Qualcomm's takeover of NXP has moved a major step closer after the company cleared a major hurdle.
In a letter to investors and the media, the US chipmaker disclosed that the reported $38bn deal has been passed by EU and Korean antitrust regulators. The announcement means that Qualcomm has now secured eight of the nine necessary regulators needed to complete the deal, with just Chinese approval to come.
In a statement, European Competition Commissioner Margrethe Vestager, who oversaw the deal in the EU, that the commission had identified a number of concerns around the deal, but was now satisfied that these had been addressed.
This includes the caveat that Qualcomm will have to provide the same level of interoperability between both its hardware and that of other companies for a period of eight years. Qualcomm will also not be able to acquire some of NXP's top patents surrounding NFC technology, which will instead be transferred to a third party.
“We use our smartphones for many different things and now also more and more as mobile wallets, to pay for public transport or make other secure payments,” she said.
“With this decision, we ensure that Qualcomm’s takeover of NXP will not prevent consumers from continuing to enjoy the benefits of these innovative technologies at competitive prices.”

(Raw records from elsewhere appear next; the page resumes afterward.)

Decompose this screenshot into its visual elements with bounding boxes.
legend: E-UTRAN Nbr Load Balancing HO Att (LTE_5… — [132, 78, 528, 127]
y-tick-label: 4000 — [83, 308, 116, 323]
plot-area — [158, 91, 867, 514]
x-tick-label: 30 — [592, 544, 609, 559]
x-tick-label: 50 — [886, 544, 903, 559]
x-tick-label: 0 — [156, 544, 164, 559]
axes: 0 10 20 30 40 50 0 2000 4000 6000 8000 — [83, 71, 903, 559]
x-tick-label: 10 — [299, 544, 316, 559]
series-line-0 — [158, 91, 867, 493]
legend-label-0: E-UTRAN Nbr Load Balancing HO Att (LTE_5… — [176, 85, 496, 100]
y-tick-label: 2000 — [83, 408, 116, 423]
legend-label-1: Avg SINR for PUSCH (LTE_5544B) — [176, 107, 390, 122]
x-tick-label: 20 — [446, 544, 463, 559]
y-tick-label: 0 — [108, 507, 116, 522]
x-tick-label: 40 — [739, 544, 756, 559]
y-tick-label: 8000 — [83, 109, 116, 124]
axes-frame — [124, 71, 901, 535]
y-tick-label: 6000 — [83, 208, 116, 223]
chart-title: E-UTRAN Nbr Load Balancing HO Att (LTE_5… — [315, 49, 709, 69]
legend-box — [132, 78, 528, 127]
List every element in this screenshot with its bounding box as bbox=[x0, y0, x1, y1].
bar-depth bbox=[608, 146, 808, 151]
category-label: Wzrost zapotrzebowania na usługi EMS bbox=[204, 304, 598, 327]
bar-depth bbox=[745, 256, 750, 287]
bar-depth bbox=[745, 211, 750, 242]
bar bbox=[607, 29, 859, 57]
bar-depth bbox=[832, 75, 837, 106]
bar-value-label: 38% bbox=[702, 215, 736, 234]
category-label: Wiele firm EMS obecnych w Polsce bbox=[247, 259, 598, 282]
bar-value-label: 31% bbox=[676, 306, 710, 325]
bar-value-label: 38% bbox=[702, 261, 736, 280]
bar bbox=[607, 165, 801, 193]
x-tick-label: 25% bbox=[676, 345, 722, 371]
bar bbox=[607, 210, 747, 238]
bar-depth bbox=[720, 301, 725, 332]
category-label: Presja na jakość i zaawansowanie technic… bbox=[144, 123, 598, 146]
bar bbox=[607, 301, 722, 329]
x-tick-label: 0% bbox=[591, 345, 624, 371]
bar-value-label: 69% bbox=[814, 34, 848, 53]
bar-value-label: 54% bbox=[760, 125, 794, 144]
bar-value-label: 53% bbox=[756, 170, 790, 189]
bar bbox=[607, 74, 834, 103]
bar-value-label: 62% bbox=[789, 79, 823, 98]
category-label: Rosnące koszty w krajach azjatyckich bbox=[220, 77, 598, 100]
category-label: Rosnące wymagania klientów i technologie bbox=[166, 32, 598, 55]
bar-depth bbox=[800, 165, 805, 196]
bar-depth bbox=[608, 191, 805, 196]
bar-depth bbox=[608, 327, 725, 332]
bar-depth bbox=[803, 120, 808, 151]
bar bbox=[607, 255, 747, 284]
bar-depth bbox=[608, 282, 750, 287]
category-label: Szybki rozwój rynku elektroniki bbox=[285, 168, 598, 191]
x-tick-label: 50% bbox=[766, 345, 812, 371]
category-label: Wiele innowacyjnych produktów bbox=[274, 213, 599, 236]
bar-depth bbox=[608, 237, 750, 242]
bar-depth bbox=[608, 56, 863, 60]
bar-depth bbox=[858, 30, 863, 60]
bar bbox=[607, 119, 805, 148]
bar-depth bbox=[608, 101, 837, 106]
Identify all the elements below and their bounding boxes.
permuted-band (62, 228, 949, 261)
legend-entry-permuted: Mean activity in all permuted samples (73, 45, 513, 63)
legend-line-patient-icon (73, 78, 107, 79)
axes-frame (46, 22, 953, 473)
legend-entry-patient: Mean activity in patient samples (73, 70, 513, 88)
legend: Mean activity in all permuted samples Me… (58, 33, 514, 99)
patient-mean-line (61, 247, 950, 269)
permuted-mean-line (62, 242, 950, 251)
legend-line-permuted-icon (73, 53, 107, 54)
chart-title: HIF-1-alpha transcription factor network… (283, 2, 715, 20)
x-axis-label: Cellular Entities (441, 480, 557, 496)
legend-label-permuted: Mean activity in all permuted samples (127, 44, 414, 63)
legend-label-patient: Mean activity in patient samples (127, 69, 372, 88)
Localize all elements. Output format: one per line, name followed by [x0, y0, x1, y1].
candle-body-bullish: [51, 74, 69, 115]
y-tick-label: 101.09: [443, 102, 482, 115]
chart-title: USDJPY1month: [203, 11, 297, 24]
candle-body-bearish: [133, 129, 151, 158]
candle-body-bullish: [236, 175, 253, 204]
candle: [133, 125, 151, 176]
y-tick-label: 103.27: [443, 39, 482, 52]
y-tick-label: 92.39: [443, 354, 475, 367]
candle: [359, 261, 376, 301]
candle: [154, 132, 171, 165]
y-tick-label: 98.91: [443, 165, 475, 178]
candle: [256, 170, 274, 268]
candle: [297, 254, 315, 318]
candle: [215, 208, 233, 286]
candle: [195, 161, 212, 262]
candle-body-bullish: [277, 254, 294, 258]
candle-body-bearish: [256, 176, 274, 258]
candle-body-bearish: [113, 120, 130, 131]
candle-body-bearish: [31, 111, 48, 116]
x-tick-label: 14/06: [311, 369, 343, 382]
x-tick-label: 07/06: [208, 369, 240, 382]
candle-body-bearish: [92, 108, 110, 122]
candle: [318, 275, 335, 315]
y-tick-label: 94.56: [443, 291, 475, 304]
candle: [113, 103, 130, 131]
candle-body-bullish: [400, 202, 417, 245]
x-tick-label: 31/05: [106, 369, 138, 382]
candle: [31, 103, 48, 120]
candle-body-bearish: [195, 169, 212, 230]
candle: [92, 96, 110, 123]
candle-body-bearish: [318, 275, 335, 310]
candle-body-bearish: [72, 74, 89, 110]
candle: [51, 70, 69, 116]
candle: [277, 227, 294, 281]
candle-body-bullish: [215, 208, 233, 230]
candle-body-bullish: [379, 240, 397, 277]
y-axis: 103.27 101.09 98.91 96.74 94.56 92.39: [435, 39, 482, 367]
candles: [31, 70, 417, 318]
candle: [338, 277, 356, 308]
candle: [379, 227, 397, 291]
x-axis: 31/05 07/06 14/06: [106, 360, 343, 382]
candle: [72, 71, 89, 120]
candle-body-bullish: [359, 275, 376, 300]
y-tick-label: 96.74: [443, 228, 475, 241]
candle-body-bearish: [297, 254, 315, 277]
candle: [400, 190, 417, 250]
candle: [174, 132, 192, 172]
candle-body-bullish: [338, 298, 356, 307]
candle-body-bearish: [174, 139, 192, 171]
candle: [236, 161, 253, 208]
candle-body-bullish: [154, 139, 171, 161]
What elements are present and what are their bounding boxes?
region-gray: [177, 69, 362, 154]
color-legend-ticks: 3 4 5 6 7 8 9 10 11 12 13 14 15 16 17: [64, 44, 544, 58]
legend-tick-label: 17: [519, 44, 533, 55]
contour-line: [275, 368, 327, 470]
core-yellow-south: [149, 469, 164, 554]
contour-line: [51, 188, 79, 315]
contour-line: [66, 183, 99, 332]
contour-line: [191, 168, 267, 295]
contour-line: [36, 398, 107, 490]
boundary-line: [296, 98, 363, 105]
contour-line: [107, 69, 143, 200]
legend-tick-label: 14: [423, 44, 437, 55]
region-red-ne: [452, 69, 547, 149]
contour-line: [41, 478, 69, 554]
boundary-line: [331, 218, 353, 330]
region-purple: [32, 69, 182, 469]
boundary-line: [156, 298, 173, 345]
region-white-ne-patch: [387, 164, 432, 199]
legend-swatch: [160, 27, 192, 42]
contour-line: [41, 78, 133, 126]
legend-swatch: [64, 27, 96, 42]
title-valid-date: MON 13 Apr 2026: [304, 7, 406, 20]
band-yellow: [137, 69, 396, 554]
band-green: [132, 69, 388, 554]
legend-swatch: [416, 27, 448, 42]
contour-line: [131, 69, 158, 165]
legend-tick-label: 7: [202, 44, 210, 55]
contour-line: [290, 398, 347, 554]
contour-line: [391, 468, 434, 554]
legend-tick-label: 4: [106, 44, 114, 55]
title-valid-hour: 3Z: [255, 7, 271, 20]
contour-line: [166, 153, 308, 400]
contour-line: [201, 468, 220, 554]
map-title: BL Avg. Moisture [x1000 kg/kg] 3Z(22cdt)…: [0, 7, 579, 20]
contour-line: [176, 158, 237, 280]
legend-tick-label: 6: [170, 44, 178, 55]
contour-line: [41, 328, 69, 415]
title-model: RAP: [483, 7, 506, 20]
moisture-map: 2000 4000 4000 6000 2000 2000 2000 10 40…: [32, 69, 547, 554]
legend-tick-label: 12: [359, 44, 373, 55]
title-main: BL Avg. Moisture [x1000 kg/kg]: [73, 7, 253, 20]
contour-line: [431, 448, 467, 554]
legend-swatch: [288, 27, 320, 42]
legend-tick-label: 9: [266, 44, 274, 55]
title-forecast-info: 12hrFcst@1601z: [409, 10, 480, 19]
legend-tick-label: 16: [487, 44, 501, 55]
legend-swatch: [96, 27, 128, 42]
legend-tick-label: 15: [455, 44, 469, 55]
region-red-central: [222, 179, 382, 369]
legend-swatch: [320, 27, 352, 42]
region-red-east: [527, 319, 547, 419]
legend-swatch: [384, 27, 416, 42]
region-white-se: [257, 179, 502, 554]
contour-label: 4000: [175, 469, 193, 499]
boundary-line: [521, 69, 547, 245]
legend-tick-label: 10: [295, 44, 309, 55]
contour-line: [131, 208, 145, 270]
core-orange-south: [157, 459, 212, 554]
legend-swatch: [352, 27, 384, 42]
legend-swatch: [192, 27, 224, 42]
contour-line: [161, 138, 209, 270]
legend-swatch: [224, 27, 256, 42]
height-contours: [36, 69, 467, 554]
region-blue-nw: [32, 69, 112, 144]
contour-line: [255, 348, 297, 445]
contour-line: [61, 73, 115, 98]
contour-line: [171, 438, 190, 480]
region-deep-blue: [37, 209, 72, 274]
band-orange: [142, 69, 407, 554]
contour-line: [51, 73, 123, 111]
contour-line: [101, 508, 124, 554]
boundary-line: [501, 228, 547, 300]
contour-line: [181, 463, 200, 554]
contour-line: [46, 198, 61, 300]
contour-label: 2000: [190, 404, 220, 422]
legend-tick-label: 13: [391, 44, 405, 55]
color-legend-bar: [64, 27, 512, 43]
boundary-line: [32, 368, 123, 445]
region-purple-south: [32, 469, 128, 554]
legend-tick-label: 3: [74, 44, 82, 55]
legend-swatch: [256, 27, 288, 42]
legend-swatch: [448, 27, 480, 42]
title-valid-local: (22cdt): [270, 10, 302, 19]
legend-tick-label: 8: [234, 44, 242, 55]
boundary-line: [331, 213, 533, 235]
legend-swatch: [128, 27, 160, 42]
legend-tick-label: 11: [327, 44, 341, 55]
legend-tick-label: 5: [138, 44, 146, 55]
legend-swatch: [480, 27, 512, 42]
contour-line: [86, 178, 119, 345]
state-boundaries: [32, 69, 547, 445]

The announcement, made ahead of Qualcomm's annual stockholder meeting on March 6th, also slammed the "aggressive" takeover attempt made by Broadcom late last year, telling investors to reject the deal outright.
"For over 30 years, Qualcomm has pioneered the foundational technologies that have revolutionised how people connect and communicate with each other and the world around them," the letter read.
"Our success in leading each new transition in mobile technology is the result of our intense focus on always looking forward – developing transformative technologies, establishing ecosystems where our products thrive, and driving sustainable value creation."